Sanctionner le client
C’est là l’une des principales réflexions portées souvent par les policiers nationaux de voie publique ou leurs responsables eux-mêmes : la pénalisation des vendeurs étant à peu près inopérante de leur point de vue pour toutes les raisons expliquées précédemment (difficultés d’identification, faibles conséquences pénales, insolvabilité), il conviendrait d’attaquer le phénomène par l’autre bout, à savoir par la demande. Selon plusieurs policiers, même si cette solution ne les réjouit pas forcément outre mesure car il s’agirait parfois de pénaliser des publics peu favorisés économiquement qui tentent d’acquérir un produit dont les tarifs ne cessent d’augmenter, il serait donc plus dissuasif de frapper au portefeuille des acheteurs à l’aide d’une amende élevée, dans un contexte où le recours à d’autres produits ou services est également pénalisé (stupéfiants, prostitution). Une amende permettrait de sanctionner de façon immédiate, avec un risque moindre d’être confronté à des personnes non identifiables, avec une relative facilité à caractériser l’infraction : l’achat d’un paquet de cigarettes sur un trottoir est effectivement plus aisé à observer et constater que l’achat de prestations sexuelles, par exemple (ce dernier élément constituant l’une des principales limites de la pénalisation des clients de prostituées). Il est à noter que les services de la douane détiennent ce pouvoir de sanctionner l’acquisition illicite de marchandises fortement taxées, mais ne sont évidemment pas sur le terrain, au contact du public de façon aussi permanente que la police. Il faudrait donc créer une nouvelle infraction d’achat de produits du tabac illicites dans le Code pénal.
Dans le cas de la forfaitisation comme dans celle de la pénalisation du client, la vidéo pourra servir d’élément de preuve facilitant la mise en œuvre de la sanction.
d) Agir sur les perceptions du public
Communiquer sur le manque à gagner fiscal
La dimension financière du commerce illicite est essentielle : manque à gagner pour les fabricants, concurrence déloyale pour les commerçants soumis à une série d’obligations réglementaires, sociales et fiscales, perte sèche pour les comptes de l’État et des organismes sociaux. Le public, notamment les acheteurs potentiels, doit avoir conscience qu’il s’agit au final d’une pénalisation économique significative de la collectivité. Un certain nombre de messages et de chiffres forts doivent être diffusés pour une prise de conscience de ce que pourrait représenter concrètement l’argent de l’économie parallèle s’il était investi dans des services publics, surtout dans un contexte d’assèchement des ressources publiques et de lutte contre les déficits publics.

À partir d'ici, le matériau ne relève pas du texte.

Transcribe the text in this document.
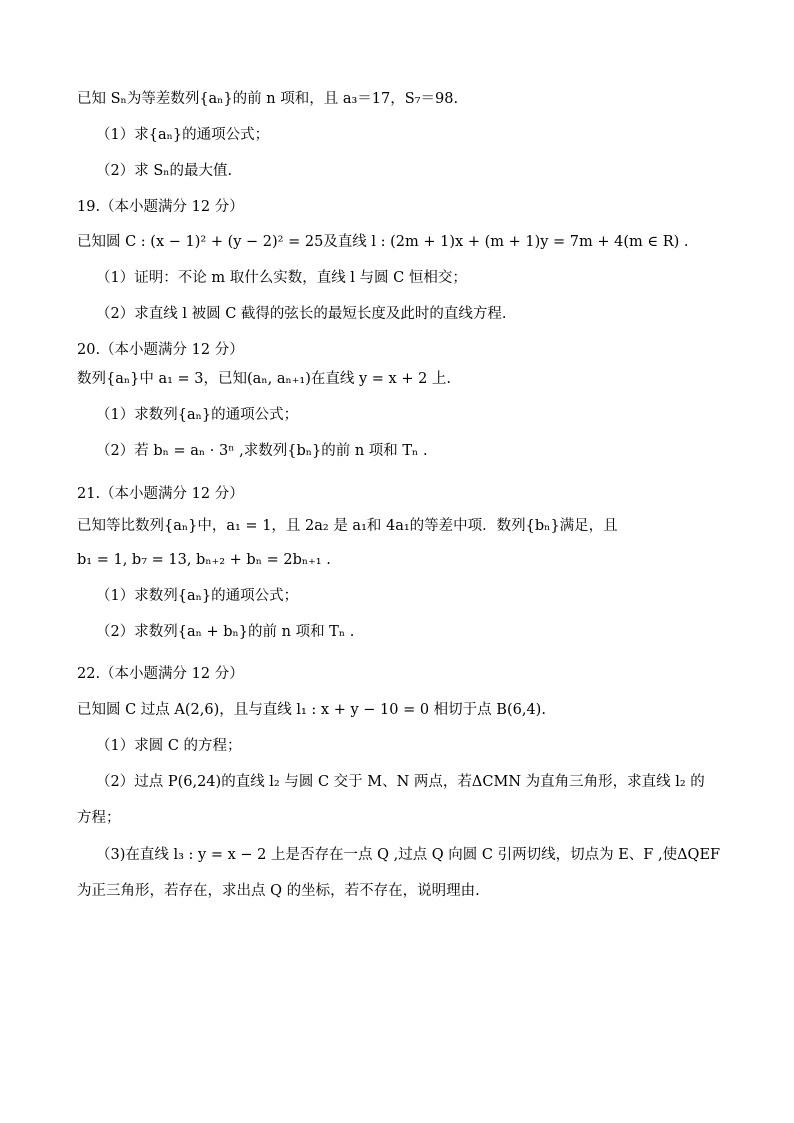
已知 Sₙ为等差数列{aₙ}的前 n 项和，且 a₃＝17，S₇＝98.
（1）求{aₙ}的通项公式；
（2）求 Sₙ的最大值.
19.（本小题满分 12 分）
已知圆 C : (x − 1)² + (y − 2)² = 25及直线 l : (2m + 1)x + (m + 1)y = 7m + 4(m ∈ R) .
（1）证明：不论 m 取什么实数，直线 l 与圆 C 恒相交；
（2）求直线 l 被圆 C 截得的弦长的最短长度及此时的直线方程.
20.（本小题满分 12 分）
数列{aₙ}中 a₁ = 3，已知(aₙ, aₙ₊₁)在直线 y = x + 2 上.
（1）求数列{aₙ}的通项公式；
（2）若 bₙ = aₙ · 3ⁿ ,求数列{bₙ}的前 n 项和 Tₙ .
21.（本小题满分 12 分）
已知等比数列{aₙ}中，a₁ = 1，且 2a₂ 是 a₁和 4a₁的等差中项．数列{bₙ}满足，且
b₁ = 1, b₇ = 13, bₙ₊₂ + bₙ = 2bₙ₊₁ .
（1）求数列{aₙ}的通项公式；
（2）求数列{aₙ + bₙ}的前 n 项和 Tₙ .
22.（本小题满分 12 分）
已知圆 C 过点 A(2,6)，且与直线 l₁ : x + y − 10 = 0 相切于点 B(6,4).
（1）求圆 C 的方程；
（2）过点 P(6,24)的直线 l₂ 与圆 C 交于 M、N 两点，若ΔCMN 为直角三角形，求直线 l₂ 的
方程；
（3)在直线 l₃ : y = x − 2 上是否存在一点 Q ,过点 Q 向圆 C 引两切线，切点为 E、F ,使ΔQEF
为正三角形，若存在，求出点 Q 的坐标，若不存在，说明理由.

Construire un argumentaire montrant la corrélation entre le développement du commerce illicite et le processus de perte de contrôle d’un territoire
Les différents terrains, en particulier La Chapelle et la gare de Saint-Denis, montrent à quel point l’installation du commerce illicite sur un territoire révèle, voire initie un processus de perte progressive de contrôle d’un territoire. Il précède ou accompagne une dégradation de la qualité de vie pour les riverains, ainsi que l’escalade vers des phénomènes plus graves (harcèlement, rixes entre vendeurs, vols à la tire…). L’étude montre que, d’abord isolés, les étals ou points de vente illicites ont tendance à essaimer si la puissance publique ne réagit pas, envoyant ainsi une forme de signal à des trafiquants et délinquants plus aguerris qu’un espace n’est pas tenu par les garants de l’ordre public. Là encore, des messages clairs doivent être diffusés auprès du grand public sur le fait que, loin d’être un phénomène en apparence anodin, il s’inscrit dans une problématique plus globale de maîtrise d’un certain nombre de territoires par la puissance publique et d’égalité des citoyens devant la loi.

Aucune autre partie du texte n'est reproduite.